If ESCA agrees that the complaint is justified on the grounds set out in the Article, it may apply for a court order to annul the act, or to order specific performance to act in the case of an omission.
Unlike the other types of action, this is a regulatory process to take direct action by shareholders to protect their position, rather than a civil action for individual loss. However, it is not clear at whose cost the court proceedings are taken if requested by ESCA, given that UAE courts rarely grant significant costs awards.
Corporate governance of PJSCs is generally more extensive than other forms of company and the draft law recognises that ESCA may make additional regulations in this regard. Currently, there is more regulation for listed PJSCs, including a statement of directors' duties.
Indemnities for directors' liability – ruled out?
It has become commonplace in many jurisdictions for directors to seek financial protection from the companies on whose boards they serve from the costs of defending claims and the amount of damages which may be awarded against them. Under English company law, for example, a director is entitled to seek an indemnity from the company to compensate him, pound for pound, for third party damages claims, including from shareholders (but not for damages or the costs of defence against claims made by the company itself against the director, or fines imposed under the criminal law or from regulatory proceedings).
Article 23 of the draft new law contains an Article which states that any provision of the memorandum of association authorising the company to exempt any person from personal liability owed as a current or former officer is void.
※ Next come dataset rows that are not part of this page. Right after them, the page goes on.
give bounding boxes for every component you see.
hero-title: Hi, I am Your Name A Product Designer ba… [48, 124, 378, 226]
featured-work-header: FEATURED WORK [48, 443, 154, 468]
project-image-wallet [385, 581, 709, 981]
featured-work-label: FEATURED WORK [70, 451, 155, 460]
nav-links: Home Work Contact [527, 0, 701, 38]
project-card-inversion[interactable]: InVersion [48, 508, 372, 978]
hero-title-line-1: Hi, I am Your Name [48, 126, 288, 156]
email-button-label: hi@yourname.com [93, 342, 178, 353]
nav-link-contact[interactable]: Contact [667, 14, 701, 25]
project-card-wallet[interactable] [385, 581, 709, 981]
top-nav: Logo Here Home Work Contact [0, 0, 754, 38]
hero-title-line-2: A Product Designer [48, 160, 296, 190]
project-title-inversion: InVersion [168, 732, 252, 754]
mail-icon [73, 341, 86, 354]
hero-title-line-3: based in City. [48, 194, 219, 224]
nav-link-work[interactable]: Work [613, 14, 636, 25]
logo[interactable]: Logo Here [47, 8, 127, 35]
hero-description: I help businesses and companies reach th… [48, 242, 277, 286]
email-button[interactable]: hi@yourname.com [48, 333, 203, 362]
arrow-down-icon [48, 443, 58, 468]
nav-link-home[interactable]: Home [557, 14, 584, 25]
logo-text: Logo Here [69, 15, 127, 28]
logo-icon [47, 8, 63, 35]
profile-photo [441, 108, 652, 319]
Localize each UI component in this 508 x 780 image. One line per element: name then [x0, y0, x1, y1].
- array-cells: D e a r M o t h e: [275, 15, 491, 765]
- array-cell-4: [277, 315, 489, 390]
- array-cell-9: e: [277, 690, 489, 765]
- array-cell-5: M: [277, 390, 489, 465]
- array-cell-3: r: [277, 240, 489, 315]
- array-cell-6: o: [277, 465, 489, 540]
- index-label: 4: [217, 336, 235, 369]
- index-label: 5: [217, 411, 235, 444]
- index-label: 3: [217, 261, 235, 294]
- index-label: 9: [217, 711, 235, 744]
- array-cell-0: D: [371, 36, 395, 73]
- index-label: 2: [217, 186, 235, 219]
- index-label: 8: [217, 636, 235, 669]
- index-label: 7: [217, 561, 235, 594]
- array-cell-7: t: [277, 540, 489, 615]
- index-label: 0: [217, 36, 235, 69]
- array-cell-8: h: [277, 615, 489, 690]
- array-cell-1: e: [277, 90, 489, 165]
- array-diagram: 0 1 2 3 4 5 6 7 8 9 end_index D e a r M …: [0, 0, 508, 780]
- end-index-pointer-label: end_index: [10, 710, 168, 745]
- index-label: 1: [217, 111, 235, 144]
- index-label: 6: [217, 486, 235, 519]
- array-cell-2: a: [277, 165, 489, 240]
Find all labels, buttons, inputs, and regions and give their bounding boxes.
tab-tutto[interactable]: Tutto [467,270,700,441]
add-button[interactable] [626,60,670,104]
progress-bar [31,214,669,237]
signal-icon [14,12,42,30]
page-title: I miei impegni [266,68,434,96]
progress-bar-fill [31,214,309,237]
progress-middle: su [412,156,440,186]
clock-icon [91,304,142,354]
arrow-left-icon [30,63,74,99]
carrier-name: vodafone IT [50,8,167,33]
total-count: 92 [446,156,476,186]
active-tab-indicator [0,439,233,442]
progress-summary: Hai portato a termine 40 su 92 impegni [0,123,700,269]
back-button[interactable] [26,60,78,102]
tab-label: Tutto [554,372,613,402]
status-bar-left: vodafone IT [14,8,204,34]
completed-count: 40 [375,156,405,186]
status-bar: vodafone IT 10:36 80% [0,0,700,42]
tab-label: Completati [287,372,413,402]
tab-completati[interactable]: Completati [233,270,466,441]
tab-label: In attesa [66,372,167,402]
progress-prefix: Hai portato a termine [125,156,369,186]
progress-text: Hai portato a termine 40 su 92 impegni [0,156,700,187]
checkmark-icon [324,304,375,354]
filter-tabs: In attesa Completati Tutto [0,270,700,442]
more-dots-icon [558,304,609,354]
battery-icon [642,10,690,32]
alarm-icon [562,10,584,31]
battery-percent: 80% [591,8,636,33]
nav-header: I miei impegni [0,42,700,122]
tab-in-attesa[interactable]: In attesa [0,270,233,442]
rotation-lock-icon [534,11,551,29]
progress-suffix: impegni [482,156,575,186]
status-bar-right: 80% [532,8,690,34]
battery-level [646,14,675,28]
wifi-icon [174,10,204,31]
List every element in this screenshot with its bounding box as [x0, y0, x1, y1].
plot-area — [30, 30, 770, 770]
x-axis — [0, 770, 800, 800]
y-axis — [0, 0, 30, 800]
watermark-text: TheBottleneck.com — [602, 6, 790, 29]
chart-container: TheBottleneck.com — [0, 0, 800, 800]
This is a new provision and, on the face of it, widely drafted. Whether an indemnity is construed as an exemption from liability (rather than a reimbursement) remains to be seen. If it is, this will be a cause of concern for directors of UAE LLCs who are based overseas and sit on a board of managers alongside one or more UAE managers. These foreign managers often have little day to day control over the management of the company, other than in relation to certain reserved matters. The fact that the company may not be able to protect that individual from third party civil claims and the cost of defending them may result in companies turning increasingly to director and officer liability insurance.